Nerve supply ureteric plexus. Primary sensation from T12-L2.
Can you cut the left renal vein without serious consequence
Yes as the left renal vein crosses the aorta so it is often necessary in surgery to sacrifice it luckily there are collateral drainage vessels from inferior adrenal veins that compensate for this.
Retroperitoneal organs
SAD PUCKER Suprarenal glands Aorta/IVC Duodenum after 1st section. Pancreas Ureters Colon (ascending and descending) Kidneys Oesophagus
Kidney topographical anatomy
Anterior (left) - spleen, stomach, splenic flexure, pancreas, jejunum, adrenal glands
Posterior (left and right)- psoas, quadratus lumborum, 11/12 ribs
Anterior (right)- liver, hepatic flexure, duodenum, adrenal glands
Mechanical damage to lumbar spine
Impairment of structure unable to withstand forces generated by normal activities
For fatigue failure to occur the microscopic damage must accumulate faster than the adaptive remodelling response can cope with
Repetitive mechanical loading and micro damage resulting from it can initiate adaptive remodelling response so that the spine can become stronger and more able to withstand load
Bone remodels in response to increase load as does muscle
Both will also adapt to a decrease in load. The metabolism and age of tissue dictate the rate of remodelling.

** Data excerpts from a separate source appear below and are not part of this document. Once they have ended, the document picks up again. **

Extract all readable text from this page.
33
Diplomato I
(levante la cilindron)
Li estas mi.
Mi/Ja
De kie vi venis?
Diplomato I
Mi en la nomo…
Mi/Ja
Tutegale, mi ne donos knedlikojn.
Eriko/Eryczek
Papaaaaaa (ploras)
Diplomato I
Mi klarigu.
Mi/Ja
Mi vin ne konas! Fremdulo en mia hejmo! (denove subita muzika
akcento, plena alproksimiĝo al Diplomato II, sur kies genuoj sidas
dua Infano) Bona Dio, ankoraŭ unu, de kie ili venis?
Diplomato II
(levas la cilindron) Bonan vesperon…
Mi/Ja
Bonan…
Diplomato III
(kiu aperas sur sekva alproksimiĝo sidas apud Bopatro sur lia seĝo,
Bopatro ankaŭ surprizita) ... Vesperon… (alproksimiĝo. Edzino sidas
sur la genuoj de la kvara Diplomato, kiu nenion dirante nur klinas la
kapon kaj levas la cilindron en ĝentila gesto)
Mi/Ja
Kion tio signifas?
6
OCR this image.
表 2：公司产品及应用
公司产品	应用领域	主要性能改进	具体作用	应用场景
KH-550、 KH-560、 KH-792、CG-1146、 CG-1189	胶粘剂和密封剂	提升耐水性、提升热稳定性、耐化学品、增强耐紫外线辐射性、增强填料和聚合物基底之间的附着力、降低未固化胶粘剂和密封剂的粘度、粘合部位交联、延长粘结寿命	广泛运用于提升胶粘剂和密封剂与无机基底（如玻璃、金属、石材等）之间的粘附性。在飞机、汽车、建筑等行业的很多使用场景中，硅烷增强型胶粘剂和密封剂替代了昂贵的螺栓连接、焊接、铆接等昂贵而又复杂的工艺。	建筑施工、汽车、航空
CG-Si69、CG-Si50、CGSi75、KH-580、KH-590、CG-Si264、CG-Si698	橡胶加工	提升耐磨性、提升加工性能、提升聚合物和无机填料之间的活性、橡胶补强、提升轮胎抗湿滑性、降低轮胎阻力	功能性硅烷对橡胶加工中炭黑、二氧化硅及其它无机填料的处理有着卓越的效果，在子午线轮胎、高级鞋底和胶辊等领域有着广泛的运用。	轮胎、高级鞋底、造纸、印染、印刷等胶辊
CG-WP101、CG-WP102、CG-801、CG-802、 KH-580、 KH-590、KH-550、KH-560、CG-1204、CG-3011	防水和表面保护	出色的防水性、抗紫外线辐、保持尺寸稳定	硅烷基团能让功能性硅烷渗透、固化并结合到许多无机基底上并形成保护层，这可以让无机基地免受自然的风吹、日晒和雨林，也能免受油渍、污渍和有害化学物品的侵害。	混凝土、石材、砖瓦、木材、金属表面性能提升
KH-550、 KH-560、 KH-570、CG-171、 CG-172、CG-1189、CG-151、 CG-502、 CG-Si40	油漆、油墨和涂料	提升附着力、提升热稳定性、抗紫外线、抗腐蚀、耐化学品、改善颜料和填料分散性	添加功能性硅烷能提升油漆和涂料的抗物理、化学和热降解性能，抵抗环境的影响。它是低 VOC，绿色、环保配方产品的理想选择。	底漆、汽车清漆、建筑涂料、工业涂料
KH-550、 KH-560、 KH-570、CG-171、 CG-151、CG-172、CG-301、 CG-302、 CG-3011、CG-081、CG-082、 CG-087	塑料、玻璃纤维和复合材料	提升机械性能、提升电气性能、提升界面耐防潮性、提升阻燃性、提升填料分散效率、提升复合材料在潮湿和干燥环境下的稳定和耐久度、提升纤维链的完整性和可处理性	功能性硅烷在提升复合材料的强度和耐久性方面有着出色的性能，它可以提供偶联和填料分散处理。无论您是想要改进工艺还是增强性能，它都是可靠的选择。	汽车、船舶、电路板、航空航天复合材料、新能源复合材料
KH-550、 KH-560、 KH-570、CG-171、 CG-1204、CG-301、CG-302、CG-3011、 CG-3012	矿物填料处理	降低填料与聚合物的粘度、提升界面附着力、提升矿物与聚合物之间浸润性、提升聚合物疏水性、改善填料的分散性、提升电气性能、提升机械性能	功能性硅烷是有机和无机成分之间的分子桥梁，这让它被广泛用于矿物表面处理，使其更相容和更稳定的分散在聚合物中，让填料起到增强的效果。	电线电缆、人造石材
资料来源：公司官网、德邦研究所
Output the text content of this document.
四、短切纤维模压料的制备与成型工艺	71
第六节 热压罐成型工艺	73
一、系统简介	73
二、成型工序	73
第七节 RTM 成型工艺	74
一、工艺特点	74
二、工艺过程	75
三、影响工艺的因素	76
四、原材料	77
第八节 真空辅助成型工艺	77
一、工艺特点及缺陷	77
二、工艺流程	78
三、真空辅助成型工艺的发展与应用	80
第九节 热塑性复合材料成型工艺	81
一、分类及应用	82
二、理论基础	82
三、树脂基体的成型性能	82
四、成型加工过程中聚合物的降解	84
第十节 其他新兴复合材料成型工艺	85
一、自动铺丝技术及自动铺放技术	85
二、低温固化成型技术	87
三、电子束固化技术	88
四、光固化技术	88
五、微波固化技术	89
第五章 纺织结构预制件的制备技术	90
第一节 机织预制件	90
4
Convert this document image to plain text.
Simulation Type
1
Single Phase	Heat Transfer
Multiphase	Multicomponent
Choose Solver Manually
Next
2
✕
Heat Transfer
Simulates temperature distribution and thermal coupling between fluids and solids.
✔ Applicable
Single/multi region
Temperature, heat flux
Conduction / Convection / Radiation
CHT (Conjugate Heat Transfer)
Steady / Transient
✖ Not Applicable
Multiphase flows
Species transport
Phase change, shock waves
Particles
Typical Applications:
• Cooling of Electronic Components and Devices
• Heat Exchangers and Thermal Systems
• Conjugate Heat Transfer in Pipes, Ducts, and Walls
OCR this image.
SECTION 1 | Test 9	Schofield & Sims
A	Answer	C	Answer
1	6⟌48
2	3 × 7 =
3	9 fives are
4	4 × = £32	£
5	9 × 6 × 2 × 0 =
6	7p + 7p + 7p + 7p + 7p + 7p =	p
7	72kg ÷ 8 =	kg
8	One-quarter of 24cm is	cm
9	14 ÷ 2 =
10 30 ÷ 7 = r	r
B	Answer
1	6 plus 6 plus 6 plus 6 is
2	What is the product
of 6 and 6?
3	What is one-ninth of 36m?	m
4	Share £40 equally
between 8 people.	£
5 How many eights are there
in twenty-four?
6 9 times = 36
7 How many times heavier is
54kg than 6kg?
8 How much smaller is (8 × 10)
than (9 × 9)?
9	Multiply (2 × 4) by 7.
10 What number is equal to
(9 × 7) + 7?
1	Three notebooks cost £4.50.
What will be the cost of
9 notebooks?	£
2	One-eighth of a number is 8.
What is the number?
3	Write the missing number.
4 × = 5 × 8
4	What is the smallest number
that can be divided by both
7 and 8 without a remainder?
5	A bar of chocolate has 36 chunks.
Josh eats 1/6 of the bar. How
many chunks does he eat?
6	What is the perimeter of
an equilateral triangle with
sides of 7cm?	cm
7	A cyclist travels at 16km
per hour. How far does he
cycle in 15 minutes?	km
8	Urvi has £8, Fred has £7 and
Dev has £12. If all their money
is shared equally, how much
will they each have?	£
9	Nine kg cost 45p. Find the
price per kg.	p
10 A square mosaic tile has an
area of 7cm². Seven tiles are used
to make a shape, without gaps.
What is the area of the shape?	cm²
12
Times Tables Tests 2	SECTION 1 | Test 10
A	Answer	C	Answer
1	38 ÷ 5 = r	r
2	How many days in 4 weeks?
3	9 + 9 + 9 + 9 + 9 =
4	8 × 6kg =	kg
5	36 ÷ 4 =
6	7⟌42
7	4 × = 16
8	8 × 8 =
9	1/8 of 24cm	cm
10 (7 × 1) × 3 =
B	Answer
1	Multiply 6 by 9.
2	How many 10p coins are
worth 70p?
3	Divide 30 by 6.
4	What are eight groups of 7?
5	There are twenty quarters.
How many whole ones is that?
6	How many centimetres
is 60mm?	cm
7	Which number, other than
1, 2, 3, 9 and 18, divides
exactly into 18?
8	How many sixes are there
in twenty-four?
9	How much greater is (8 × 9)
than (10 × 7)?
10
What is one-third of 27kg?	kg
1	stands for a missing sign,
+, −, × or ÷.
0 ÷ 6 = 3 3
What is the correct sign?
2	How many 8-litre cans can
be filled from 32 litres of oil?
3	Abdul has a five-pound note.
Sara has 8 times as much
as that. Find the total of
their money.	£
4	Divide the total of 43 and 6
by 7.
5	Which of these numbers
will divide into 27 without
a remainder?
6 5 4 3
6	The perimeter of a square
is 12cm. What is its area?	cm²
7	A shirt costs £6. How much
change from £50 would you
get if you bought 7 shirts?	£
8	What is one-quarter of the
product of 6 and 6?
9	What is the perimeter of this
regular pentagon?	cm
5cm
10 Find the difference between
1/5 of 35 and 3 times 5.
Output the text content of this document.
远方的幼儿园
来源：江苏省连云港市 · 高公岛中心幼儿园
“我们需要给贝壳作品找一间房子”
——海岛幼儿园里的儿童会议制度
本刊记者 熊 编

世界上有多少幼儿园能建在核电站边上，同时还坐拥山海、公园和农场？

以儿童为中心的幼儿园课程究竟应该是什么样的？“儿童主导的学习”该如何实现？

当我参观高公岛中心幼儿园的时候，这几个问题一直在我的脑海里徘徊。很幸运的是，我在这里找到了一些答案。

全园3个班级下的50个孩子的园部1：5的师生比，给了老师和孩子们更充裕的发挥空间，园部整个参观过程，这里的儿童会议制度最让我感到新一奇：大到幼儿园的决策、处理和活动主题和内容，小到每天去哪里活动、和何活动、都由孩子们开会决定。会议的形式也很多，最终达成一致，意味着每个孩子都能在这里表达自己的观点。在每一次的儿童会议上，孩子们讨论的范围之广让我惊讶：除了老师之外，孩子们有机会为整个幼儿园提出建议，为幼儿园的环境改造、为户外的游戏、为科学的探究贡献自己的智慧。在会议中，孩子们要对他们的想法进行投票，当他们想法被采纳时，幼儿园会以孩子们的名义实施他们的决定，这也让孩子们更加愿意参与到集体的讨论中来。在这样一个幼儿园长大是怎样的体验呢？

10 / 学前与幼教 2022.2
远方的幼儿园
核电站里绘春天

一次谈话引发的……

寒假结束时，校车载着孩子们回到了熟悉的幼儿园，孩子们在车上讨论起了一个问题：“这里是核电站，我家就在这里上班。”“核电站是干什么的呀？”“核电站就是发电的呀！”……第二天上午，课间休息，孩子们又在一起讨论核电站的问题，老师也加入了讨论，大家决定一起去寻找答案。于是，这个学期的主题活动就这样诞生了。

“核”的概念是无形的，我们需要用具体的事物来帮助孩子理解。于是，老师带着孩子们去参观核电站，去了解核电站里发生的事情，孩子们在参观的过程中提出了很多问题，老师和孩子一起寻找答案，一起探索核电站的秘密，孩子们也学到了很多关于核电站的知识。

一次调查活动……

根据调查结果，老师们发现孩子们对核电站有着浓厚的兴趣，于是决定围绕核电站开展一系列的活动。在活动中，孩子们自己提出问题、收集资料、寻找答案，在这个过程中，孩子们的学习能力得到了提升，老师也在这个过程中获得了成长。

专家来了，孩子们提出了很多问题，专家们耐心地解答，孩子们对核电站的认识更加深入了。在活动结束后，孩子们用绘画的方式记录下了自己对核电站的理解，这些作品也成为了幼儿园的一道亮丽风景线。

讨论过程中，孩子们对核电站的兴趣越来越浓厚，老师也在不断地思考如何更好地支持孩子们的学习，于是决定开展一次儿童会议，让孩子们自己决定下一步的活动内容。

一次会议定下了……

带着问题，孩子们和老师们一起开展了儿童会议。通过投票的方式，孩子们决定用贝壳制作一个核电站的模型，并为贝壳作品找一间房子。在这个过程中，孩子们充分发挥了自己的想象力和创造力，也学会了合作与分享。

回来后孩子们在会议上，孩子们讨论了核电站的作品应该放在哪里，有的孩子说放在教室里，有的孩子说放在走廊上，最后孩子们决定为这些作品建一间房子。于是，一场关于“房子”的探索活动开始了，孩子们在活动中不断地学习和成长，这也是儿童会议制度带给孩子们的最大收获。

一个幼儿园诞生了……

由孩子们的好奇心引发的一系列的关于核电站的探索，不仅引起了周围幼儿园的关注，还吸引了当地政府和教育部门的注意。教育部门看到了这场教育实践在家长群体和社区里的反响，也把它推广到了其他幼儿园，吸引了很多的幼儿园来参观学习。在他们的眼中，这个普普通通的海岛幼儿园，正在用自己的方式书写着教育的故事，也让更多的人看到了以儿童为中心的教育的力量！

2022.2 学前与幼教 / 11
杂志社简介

Compressive Load on vertebral column
Compressive load is resisted mostly by anterior column and IVD 75-85% while facets joints and laminae give rise to remainder of resistance.
Narrowing of IVD leads to increase in facet load. If narrowing is severe up to 70% load may be transmitted through facet joints.
In lumbar spine compressive strength of vertebrae ranges between 2-14kN depending on age, sex and body mass. Trabecular pattern of bone reenforces body but makes anterior portion more vulnerable to compression.
Compression of vertebra while In full flexion may effect either disc or vertebra.